A PubMed and EMBASE search up to February 2012 was conducted with a manual search of references from relevant articles. Selected studies were evaluated using internationally accepted criteria.
Fifteen studies identified 761 interferon β-, 97 glatiramer acetate-, and 35 natalizumab-exposed pregnancies. Study quality ranged from poor to good; no study was rated excellent. Small sample sizes limited most studies. Compared with data for unexposed pregnancies, fair- to good-quality prospective cohort studies reported that interferon β exposure was associated with lower mean birth weight, shorter mean birth length, and preterm birth (<37 weeks), but not low birth weight (<2,500 g), cesarean delivery, congenital anomaly (including malformation), or spontaneous abortion. Fewer studies of fair quality were available for glatiramer acetate and natalizumab. Glatiramer acetate exposure was not associated with lower mean birth weight, congenital anomaly, preterm birth, or spontaneous abortion. Natalizumab exposure did not appear to be associated with shorter mean birth length, lower mean birth weight, or lower mean gestational age. No studies examined mitoxantrone or fingolimod exposure. One study of paternal DMD use during conception found no effect on gestational age or birth weight. Few studies examined longer-term developmental outcomes.
Further studies are needed to determine the potential risks associated with preconceptional and in utero DMD exposure in patients with MS. Discontinuation of DMDs before conception is still recommended.

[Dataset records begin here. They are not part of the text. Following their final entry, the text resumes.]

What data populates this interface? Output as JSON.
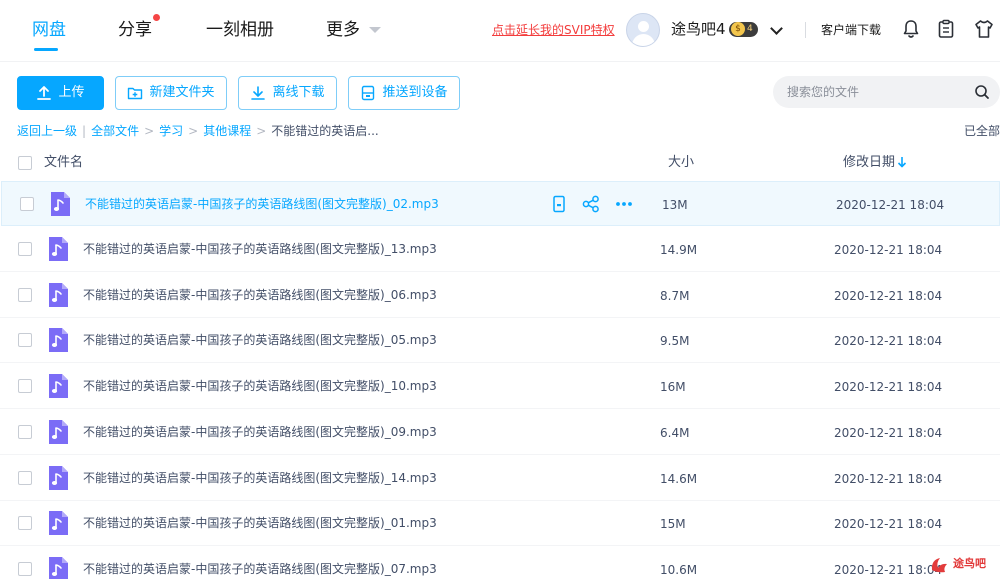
{
  "nav": {
    "tabs": [
      {
        "label": "网盘",
        "active": true
      },
      {
        "label": "分享",
        "has_dot": true
      },
      {
        "label": "一刻相册"
      },
      {
        "label": "更多"
      }
    ],
    "svip_link": "点击延长我的SVIP特权",
    "username": "途鸟吧4",
    "vip_badge": "4",
    "vip_coin": "$",
    "client_download": "客户端下载",
    "icons": [
      "bell-icon",
      "clipboard-icon",
      "shirt-icon"
    ]
  },
  "toolbar": {
    "upload": "上传",
    "new_folder": "新建文件夹",
    "offline_download": "离线下载",
    "push_to_device": "推送到设备"
  },
  "search": {
    "placeholder": "搜索您的文件"
  },
  "breadcrumb": {
    "back": "返回上一级",
    "items": [
      "全部文件",
      "学习",
      "其他课程"
    ],
    "current": "不能错过的英语启...",
    "status": "已全部"
  },
  "table": {
    "headers": {
      "name": "文件名",
      "size": "大小",
      "date": "修改日期"
    },
    "sort": "date-desc",
    "rows": [
      {
        "name": "不能错过的英语启蒙-中国孩子的英语路线图(图文完整版)_02.mp3",
        "size": "13M",
        "date": "2020-12-21 18:04",
        "hover": true
      },
      {
        "name": "不能错过的英语启蒙-中国孩子的英语路线图(图文完整版)_13.mp3",
        "size": "14.9M",
        "date": "2020-12-21 18:04"
      },
      {
        "name": "不能错过的英语启蒙-中国孩子的英语路线图(图文完整版)_06.mp3",
        "size": "8.7M",
        "date": "2020-12-21 18:04"
      },
      {
        "name": "不能错过的英语启蒙-中国孩子的英语路线图(图文完整版)_05.mp3",
        "size": "9.5M",
        "date": "2020-12-21 18:04"
      },
      {
        "name": "不能错过的英语启蒙-中国孩子的英语路线图(图文完整版)_10.mp3",
        "size": "16M",
        "date": "2020-12-21 18:04"
      },
      {
        "name": "不能错过的英语启蒙-中国孩子的英语路线图(图文完整版)_09.mp3",
        "size": "6.4M",
        "date": "2020-12-21 18:04"
      },
      {
        "name": "不能错过的英语启蒙-中国孩子的英语路线图(图文完整版)_14.mp3",
        "size": "14.6M",
        "date": "2020-12-21 18:04"
      },
      {
        "name": "不能错过的英语启蒙-中国孩子的英语路线图(图文完整版)_01.mp3",
        "size": "15M",
        "date": "2020-12-21 18:04"
      },
      {
        "name": "不能错过的英语启蒙-中国孩子的英语路线图(图文完整版)_07.mp3",
        "size": "10.6M",
        "date": "2020-12-21 18:04"
      }
    ],
    "row_actions": [
      "device-icon",
      "share-icon",
      "more-icon"
    ]
  },
  "watermark": "途鸟吧",
  "colors": {
    "accent": "#06a7ff",
    "svip_red": "#f33d3d",
    "file_icon": "#7b6cf6",
    "hover_row": "#f0f9fe"
  }
}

Multiple sclerosis (MS) is a chronic degenerative disease of the brain and spinal cord, typically affecting young adults.1 Several disease-modifying drugs (DMD) including interferon β (IFN-β) 1a and 1b, glatiramer acetate (GA), natalizumab, mitoxantrone, and fingolimod are licensed worldwide to reduce the frequency of clinical attacks with the hope of slowing disability progression.2,3 Women with MS are typically advised to discontinue DMD treatment before conceiving to minimize the risk of fetal harm4; nonetheless, prenatal DMD exposure still occurs, in part because approximately 50% of pregnancies are unplanned.5 To our knowledge, no equivalent guidelines exist for men. Based on animal studies and limited human data (mostly observational postmarketing surveillance studies),6 the US Food and Drug Administration has classified GA7 as pregnancy risk category B (no risk shown in animal studies; no adequate human studies).8 IFN-β,9,10 natalizumab,11 and fingolimod12 as category C (risk shown in animal studies; no adequate human studies),8 and mitoxantrone13 as category D (positive evidence of human fetal risk).8 We systematically reviewed studies investigating the safety of DMD exposure on the immediate perinatal and longer-term developmental outcomes in children of patients with MS.

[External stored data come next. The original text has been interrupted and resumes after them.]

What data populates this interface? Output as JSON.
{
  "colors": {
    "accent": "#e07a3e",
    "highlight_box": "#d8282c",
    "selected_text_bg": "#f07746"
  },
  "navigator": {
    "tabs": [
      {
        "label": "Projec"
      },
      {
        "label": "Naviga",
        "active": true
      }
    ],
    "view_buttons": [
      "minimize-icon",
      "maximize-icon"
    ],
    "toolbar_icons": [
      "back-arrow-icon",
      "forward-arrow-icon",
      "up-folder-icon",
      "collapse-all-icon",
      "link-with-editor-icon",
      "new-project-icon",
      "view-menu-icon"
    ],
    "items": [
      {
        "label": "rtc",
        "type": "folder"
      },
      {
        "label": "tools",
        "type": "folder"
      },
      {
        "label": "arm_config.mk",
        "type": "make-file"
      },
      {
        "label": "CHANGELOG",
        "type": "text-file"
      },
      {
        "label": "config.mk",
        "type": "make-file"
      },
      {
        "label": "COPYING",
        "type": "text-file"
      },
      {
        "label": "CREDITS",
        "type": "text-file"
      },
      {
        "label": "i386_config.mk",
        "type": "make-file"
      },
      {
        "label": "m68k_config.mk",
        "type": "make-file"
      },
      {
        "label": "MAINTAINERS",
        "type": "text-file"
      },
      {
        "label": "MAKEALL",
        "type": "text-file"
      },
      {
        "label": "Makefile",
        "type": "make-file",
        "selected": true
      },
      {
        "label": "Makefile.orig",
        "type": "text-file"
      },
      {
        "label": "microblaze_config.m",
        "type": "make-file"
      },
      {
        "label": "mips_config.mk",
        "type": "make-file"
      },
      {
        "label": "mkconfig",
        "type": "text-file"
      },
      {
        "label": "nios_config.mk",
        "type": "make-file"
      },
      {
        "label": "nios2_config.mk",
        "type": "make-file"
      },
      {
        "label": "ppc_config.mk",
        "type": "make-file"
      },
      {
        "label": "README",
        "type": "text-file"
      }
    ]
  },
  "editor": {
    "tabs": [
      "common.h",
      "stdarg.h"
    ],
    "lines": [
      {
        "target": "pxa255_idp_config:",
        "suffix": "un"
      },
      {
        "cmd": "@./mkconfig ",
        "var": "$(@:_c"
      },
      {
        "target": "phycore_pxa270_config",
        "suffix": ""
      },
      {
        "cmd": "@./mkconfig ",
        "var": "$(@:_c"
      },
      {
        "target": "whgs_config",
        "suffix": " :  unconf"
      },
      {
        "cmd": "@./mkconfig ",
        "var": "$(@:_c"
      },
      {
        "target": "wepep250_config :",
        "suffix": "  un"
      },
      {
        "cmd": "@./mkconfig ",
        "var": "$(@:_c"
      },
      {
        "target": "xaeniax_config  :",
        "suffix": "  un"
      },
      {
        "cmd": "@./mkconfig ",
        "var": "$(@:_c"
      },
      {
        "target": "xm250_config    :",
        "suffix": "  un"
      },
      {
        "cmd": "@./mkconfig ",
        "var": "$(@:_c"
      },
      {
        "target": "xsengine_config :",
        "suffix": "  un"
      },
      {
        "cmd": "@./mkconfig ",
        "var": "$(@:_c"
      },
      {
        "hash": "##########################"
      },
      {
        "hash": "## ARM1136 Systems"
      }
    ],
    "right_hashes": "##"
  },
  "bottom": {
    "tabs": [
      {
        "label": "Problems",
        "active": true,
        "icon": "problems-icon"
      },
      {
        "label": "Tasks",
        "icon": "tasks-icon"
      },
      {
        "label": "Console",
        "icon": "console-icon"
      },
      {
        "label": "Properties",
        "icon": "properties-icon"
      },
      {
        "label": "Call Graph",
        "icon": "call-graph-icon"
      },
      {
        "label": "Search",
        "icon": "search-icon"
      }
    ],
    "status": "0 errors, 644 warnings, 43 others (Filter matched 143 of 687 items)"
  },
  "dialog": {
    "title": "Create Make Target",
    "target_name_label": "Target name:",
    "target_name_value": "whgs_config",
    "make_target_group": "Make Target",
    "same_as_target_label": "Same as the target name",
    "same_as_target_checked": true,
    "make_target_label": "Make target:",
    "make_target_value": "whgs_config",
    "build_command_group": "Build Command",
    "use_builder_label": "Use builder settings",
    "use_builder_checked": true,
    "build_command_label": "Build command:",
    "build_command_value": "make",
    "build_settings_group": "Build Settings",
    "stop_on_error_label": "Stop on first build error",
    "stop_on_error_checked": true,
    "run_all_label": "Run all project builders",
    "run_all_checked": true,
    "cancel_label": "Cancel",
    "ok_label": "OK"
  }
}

The International Liaison Committee on Resuscitation (ILCOR) 2010 Evidence Evaluation Template14 was used. This is a validated tool for assessing systematic reviews endorsed by 11 international bodies on cardiovascular health and meets all criteria from “a measurement tool for the ‘assessment of multiple systematic reviews' (AMSTAR).”15
In men or women with MS, does periconceptional or in utero exposure to IFN-β, GA, natalizumab, mitoxantrone, or fingolimod have an effect on perinatal and developmental outcomes in offspring compared with no periconceptional or in utero exposure?
PubMed (1947–February 2012) and EMBASE (1980–February 2012) were searched using the keywords: MS AND [interferon beta; glatiramer acetate; natalizumab; mitoxantrone; fingolimod] AND [pregnancy; conception; child development; spermatozoa; ovum; reproduction; birth; delivery; fetal; neonatal; obstetric]. Alternative terms identified via either database were also included. Keywords were exploded and selected from MeSH terms for PubMed or advanced keyword searches for EMBASE. References from relevant articles were also searched manually. To avoid overlooking important emerging research, we also searched 2010 and 2011 proceedings from the largest conferences covering MS research (the annual meetings of the American Academy of Neurology and the European and Americas Committees of Treatment and Research in Multiple Sclerosis) as a discussion point only, not in the data analysis.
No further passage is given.